Learning how to inactivate and reactivate an X chromosome would have important implications for medicine. A notable category of beneficiaries could be people with certain congenital diseases known as X-linked disorders, which are caused by mutations in genes on the X chromosome.
One example is Rett syndrome, a disorder brought on by a mutation in a gene called MECP2 that almost always occurs in girls and results in profound problems with language, learning, coordination, and other brain functions.
In theory, it may be possible to treat a disorder like Rett syndrome by reactivating the X chromosome. “Why don’t we put the dormant X chromosome to work and rescue the cells that are lacking a proper copy of MECP2?” asks Lee.
The goal of X chromosome reactivation has led scientists to focus on epigenetic factors, which turn genes “on” or “off” without altering the genetic code. Silencing genes on the X chromosome occurs when a form of noncoding RNA called Xist spreads across the X chromosome, explains Lee.
However, Xist doesn’t act alone: It must attract proteins called Polycomb repressive complexes (PRC) 1 and 2 to complete inactivation of the X chromosome.
But how Xist pulls in PRC1 and PRC2 had been unclear and the subject of debate. Research indicates that repeating sequences of nucleotides on Xist called Repeat A and Repeat B appear to act as magnets for these proteins. Yet some recent research suggests that Repeat A plays no role.
In the new study, Lee and her colleagues showed that both Repeat A and Repeat B are needed to attract PRC1 and PRC2 and complete X chromosome inactivation. By deleting Repeat A from Xist in mouse embryonic stem cells, they found that X chromosome inactivation is not only thwarted, but one X chromosome is eliminated entirely in order for the cells to survive in culture.
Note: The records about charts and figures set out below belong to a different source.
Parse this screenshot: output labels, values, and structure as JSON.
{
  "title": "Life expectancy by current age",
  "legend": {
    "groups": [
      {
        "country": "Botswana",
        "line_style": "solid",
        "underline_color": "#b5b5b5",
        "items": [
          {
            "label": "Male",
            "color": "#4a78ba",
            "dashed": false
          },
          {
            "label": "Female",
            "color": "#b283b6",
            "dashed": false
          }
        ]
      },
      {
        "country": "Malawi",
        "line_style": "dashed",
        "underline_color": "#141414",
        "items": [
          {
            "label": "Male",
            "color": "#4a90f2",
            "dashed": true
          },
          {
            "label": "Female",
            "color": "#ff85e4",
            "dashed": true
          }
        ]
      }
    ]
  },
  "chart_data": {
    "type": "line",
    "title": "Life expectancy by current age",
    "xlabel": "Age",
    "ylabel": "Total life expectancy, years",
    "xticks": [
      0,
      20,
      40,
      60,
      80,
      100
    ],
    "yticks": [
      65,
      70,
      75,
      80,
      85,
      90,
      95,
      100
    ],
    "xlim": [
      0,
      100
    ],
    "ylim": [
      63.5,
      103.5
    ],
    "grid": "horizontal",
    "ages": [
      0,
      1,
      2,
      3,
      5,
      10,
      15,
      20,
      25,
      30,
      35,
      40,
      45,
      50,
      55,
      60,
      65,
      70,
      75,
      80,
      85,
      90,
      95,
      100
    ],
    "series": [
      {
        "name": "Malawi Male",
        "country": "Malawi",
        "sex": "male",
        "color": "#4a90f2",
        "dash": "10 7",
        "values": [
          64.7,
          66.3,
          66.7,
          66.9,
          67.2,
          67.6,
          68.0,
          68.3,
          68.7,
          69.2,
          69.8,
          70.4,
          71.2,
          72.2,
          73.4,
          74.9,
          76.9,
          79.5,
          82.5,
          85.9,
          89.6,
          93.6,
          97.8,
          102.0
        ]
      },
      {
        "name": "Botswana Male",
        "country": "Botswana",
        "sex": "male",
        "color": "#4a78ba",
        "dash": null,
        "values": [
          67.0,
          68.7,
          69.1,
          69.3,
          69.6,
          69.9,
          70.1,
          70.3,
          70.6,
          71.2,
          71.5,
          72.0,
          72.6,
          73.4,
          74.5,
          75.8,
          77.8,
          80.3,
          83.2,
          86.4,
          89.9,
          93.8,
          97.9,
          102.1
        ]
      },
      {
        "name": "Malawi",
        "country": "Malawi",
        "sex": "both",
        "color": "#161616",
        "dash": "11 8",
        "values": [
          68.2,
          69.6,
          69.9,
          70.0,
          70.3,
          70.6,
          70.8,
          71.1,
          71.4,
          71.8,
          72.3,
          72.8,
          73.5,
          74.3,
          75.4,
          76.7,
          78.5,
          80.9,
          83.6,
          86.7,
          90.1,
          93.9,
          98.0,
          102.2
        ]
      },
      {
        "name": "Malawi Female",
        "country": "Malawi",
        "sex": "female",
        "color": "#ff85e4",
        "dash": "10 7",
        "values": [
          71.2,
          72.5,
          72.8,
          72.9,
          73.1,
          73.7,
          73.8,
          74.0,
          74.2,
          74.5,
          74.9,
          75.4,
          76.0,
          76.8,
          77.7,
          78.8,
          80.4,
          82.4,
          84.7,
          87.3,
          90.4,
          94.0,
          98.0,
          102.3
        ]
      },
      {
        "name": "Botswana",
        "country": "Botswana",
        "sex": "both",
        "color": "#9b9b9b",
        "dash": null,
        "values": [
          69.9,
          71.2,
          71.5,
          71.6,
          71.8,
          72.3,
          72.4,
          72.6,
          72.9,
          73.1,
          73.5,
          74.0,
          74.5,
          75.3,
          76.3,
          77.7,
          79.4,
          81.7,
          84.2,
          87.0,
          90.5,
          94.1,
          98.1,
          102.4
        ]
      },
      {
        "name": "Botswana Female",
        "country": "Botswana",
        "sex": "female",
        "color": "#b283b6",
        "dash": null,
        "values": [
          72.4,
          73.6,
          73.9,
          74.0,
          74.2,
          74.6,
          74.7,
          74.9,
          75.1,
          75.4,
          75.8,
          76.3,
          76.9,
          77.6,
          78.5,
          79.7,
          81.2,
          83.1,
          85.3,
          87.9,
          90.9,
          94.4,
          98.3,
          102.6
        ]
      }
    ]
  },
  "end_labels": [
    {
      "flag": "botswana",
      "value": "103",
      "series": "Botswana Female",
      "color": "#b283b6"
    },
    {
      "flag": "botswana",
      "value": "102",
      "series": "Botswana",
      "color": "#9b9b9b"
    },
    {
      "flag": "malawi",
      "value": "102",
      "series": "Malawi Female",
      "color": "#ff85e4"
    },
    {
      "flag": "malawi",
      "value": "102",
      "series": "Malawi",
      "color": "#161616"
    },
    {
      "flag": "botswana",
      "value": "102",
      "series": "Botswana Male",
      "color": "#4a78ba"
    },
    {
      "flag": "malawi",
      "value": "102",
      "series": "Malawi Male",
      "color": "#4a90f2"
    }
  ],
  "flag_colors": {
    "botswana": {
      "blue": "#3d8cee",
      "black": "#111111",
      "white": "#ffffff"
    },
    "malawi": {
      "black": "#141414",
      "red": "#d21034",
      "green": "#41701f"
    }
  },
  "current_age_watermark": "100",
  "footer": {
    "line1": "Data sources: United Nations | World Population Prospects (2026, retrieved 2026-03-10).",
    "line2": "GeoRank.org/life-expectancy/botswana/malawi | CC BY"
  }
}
In human females, when one X chromosome is missing, the result is Turner syndrome, which affects stature, fertility, and other physical traits.
Understanding how Xist “recruits” PRC1 and PRC2 could have far-reaching implications, especially since the latter plays a key role in maintaining overall cell health.
“We think that through interfering with the Xist recruitment of Polycomb and other silencing complexes, we may eventually be able to treat X-linked diseases like Rett syndrome and perhaps even cancer,” says Lee.